Diagnosing labyrinthitis

Your GP may:

  • ask about your symptoms
  • check your medical history
  • carry out a physical examination – you may be asked to move your head or body and they can check your ears for signs of inflammation and infection
  • test your hearing – labyrinthitis is more likely if you have hearing loss
  • check your eyes – if they’re flickering uncontrollably your balancing system may not be working properly

Treating labyrinthitis

You’ll usually have already seen your GP about labyrinthitis symptoms and may have started some treatment. There are things you can also do during this time to help manage your symptoms at home.
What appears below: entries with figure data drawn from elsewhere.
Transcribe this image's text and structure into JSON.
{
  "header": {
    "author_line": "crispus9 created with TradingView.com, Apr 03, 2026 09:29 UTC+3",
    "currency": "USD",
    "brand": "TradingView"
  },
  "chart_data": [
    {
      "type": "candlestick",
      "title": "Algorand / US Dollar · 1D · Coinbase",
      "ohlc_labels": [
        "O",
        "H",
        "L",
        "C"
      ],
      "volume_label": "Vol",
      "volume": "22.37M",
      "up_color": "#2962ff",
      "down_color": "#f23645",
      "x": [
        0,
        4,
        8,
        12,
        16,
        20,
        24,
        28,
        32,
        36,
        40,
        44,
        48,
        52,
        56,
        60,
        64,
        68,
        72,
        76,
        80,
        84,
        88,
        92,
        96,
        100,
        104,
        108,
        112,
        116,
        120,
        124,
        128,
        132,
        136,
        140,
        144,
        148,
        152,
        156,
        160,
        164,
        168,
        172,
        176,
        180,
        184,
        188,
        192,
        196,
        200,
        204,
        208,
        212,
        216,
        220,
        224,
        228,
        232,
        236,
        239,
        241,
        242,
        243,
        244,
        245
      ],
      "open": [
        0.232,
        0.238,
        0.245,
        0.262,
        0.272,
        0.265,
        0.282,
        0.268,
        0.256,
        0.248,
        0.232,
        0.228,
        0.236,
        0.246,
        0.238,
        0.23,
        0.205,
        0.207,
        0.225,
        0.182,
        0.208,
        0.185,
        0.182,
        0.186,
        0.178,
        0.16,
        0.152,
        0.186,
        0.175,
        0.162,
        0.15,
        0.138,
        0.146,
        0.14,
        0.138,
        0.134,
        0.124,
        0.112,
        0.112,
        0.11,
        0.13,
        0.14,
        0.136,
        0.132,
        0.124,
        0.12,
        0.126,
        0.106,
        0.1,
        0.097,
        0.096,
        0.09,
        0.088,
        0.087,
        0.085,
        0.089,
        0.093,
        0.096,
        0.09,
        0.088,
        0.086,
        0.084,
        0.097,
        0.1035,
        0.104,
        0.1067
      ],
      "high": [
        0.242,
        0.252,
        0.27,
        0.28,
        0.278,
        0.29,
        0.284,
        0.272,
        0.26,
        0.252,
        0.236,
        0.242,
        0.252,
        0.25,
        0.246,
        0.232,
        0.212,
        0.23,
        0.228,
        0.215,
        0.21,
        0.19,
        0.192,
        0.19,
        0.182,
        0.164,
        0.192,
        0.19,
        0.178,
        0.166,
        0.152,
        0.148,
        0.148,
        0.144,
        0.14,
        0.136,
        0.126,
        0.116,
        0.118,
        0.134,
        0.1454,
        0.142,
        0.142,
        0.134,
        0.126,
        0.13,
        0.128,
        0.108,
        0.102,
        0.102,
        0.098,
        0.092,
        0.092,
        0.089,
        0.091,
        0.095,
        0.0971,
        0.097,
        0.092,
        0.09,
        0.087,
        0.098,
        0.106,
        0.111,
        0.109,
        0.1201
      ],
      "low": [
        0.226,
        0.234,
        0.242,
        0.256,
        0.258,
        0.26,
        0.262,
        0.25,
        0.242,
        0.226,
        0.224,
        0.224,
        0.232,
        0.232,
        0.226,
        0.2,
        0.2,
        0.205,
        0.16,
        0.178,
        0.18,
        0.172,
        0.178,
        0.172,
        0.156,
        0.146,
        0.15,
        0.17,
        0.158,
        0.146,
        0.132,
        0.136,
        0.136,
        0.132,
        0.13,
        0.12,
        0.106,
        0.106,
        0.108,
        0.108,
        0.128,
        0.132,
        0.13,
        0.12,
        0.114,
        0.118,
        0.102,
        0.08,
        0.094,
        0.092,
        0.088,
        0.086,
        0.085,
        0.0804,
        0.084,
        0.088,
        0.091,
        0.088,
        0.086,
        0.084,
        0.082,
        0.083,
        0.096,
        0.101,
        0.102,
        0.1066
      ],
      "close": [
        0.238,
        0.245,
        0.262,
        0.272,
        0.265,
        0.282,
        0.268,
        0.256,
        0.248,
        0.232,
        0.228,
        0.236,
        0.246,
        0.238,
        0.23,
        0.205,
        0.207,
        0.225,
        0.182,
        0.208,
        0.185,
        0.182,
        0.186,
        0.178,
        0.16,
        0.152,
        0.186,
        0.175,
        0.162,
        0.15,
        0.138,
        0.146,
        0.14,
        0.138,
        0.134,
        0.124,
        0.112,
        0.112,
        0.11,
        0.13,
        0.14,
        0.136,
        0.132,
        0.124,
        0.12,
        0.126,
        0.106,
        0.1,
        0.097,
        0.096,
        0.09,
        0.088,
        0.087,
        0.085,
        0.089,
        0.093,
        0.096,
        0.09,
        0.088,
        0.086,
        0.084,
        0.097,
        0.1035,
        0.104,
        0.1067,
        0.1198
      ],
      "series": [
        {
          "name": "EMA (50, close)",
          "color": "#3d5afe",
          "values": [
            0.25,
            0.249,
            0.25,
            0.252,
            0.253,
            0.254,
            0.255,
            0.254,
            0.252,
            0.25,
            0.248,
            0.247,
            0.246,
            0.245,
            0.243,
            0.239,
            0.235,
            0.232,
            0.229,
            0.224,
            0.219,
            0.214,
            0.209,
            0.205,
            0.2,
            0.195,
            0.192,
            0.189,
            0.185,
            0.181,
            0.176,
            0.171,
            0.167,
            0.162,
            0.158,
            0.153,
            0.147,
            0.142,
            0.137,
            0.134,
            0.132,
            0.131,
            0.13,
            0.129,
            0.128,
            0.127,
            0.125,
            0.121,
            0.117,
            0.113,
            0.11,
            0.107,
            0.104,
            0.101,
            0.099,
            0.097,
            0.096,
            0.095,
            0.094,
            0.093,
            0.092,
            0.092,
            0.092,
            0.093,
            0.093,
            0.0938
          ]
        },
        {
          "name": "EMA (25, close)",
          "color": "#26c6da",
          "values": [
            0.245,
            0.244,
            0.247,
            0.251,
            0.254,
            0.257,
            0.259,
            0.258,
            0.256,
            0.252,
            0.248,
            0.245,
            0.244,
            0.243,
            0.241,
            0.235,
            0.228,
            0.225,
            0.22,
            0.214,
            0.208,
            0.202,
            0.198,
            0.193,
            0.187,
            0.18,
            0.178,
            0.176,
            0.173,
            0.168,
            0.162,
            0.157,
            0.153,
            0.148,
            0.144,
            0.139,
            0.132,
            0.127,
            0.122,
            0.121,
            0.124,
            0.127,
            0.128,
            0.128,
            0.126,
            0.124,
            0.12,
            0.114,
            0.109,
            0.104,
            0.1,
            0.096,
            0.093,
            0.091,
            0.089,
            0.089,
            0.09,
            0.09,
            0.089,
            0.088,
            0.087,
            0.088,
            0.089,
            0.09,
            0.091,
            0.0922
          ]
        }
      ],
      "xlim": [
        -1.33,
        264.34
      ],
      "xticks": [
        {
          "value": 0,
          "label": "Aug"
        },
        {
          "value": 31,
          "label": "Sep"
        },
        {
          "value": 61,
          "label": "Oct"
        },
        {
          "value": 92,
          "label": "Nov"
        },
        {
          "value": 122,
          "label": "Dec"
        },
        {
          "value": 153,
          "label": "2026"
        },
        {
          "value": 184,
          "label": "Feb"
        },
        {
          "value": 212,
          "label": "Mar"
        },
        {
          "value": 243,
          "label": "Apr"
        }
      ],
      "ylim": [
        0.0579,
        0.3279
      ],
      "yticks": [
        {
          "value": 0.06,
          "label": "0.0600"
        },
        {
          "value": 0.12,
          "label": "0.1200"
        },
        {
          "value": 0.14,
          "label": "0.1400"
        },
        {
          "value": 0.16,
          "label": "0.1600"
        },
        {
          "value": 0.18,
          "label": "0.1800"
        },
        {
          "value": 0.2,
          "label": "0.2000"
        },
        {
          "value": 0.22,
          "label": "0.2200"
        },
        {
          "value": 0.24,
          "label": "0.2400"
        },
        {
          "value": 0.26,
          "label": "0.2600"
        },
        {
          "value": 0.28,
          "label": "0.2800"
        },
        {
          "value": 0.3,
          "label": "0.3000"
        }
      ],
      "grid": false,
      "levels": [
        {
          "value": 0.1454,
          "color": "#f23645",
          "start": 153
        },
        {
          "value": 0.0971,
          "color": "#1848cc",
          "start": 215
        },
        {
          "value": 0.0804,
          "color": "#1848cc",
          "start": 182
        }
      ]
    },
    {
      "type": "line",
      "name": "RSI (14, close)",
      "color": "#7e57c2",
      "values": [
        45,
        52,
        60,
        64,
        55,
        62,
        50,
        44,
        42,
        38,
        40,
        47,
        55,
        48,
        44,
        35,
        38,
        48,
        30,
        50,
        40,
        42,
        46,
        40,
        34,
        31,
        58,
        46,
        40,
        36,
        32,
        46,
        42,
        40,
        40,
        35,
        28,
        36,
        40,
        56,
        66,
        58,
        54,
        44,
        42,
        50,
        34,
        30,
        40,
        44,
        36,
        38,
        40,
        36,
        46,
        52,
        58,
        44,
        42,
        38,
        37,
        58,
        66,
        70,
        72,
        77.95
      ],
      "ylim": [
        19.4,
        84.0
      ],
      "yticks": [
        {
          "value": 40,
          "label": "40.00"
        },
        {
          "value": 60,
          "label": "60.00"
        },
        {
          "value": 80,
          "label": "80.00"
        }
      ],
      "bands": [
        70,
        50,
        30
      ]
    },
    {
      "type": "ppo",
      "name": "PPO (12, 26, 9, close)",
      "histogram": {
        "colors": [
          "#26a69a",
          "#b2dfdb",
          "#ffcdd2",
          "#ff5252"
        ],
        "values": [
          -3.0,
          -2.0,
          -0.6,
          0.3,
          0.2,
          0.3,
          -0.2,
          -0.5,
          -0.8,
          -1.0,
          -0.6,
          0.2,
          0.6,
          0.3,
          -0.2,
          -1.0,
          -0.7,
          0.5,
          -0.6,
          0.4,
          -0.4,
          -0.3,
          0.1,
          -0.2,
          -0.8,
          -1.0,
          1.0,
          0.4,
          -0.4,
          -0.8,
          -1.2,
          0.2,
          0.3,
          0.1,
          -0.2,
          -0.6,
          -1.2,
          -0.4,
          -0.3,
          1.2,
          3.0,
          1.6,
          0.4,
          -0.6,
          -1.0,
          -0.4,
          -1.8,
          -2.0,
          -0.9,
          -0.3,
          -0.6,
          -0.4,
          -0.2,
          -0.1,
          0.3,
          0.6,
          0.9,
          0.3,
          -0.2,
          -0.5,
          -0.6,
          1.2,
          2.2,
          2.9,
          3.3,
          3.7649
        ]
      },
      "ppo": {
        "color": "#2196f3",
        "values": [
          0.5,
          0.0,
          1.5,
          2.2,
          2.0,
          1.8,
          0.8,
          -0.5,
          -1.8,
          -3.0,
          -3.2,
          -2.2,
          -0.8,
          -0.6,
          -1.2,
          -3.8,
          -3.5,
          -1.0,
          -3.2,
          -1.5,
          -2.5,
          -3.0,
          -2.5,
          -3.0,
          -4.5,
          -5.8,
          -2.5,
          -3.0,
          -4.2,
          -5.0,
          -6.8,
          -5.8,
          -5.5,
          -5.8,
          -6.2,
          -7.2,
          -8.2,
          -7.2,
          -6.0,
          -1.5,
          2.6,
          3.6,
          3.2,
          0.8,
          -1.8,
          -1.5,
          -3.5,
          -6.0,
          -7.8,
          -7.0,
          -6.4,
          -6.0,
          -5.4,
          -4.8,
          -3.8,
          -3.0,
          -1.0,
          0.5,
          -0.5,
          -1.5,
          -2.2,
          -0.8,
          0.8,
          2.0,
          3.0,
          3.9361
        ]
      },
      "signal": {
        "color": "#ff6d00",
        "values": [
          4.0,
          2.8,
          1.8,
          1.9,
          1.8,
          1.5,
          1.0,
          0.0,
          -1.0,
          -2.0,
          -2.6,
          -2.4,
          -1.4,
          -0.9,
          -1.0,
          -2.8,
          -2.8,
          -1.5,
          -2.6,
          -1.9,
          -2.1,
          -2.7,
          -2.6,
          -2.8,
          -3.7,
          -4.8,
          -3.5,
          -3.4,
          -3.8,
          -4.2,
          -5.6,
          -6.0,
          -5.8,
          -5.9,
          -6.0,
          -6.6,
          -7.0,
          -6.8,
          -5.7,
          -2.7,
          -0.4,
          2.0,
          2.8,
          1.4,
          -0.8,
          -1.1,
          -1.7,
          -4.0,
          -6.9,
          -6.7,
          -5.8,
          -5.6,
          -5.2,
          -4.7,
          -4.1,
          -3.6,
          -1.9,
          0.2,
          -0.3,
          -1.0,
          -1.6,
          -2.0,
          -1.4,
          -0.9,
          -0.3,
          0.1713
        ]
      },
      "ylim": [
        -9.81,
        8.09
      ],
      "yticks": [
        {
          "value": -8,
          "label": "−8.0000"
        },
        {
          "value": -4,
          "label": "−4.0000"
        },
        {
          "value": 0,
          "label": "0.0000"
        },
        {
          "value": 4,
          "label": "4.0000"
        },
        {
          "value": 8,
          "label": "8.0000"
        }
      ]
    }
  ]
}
Things you can do to help your symptoms

Do

  • drink plenty of water to avoid becoming dehydrated – it’s best to drink little and often
  • lie still in a dark room if you feel very dizzy
  • lie in a comfortable position (on your side is often best)
  • try to get enough sleep – tiredness can make symptoms worse
  • try to reduce noise and anything that causes stress from your surroundings
  • avoid alcohol
  • avoid bright lights

Treatments from your doctor

If your symptoms are particularly severe, your GP may prescribe:

  • prochlorperazine – can help with dizziness and sickness
  • antiemetic – can help if you’re feeling sick and vomiting
  • corticosteroids – can help by reducing inflammation

Vestibular rehabilitation therapy (VRT)

A small number of people experience dizziness and vertigo for months or years. This is known as chronic labyrinthitis.

Chronic labyrinthitis requires a treatment called vestibular rehabilitation therapy (VRT). VRT is usually supervised by a physiotherapist. You can ask your GP to refer you or you can pay for private treatment. If you see a private physiotherapist, make sure they are fully qualified and a member of a recognised body. For example, the Chartered Society of Physiotherapy (CSP). Not all physiotherapists have training in VRT. You should tell them that you need this type of treatment before making an appointment.

Who can get labyrinthitis?

Most cases of viral labyrinthitis occur in adults aged 30 to 60 years old. Viral labyrinthitis is quite common in adults. Other types of ear infections are usually more common in children.

Bacterial labyrinthitis is much less common. Younger children under 2 years old are more vulnerable to developing bacterial labyrinthitis.

Vestibular neuronitis

Many people diagnosed with labyrinthitis only experience the balance symptoms without hearing loss.

This is known as vestibular neuronitis rather than labyrinthitis.

Both names are often used to describe the same diagnosis.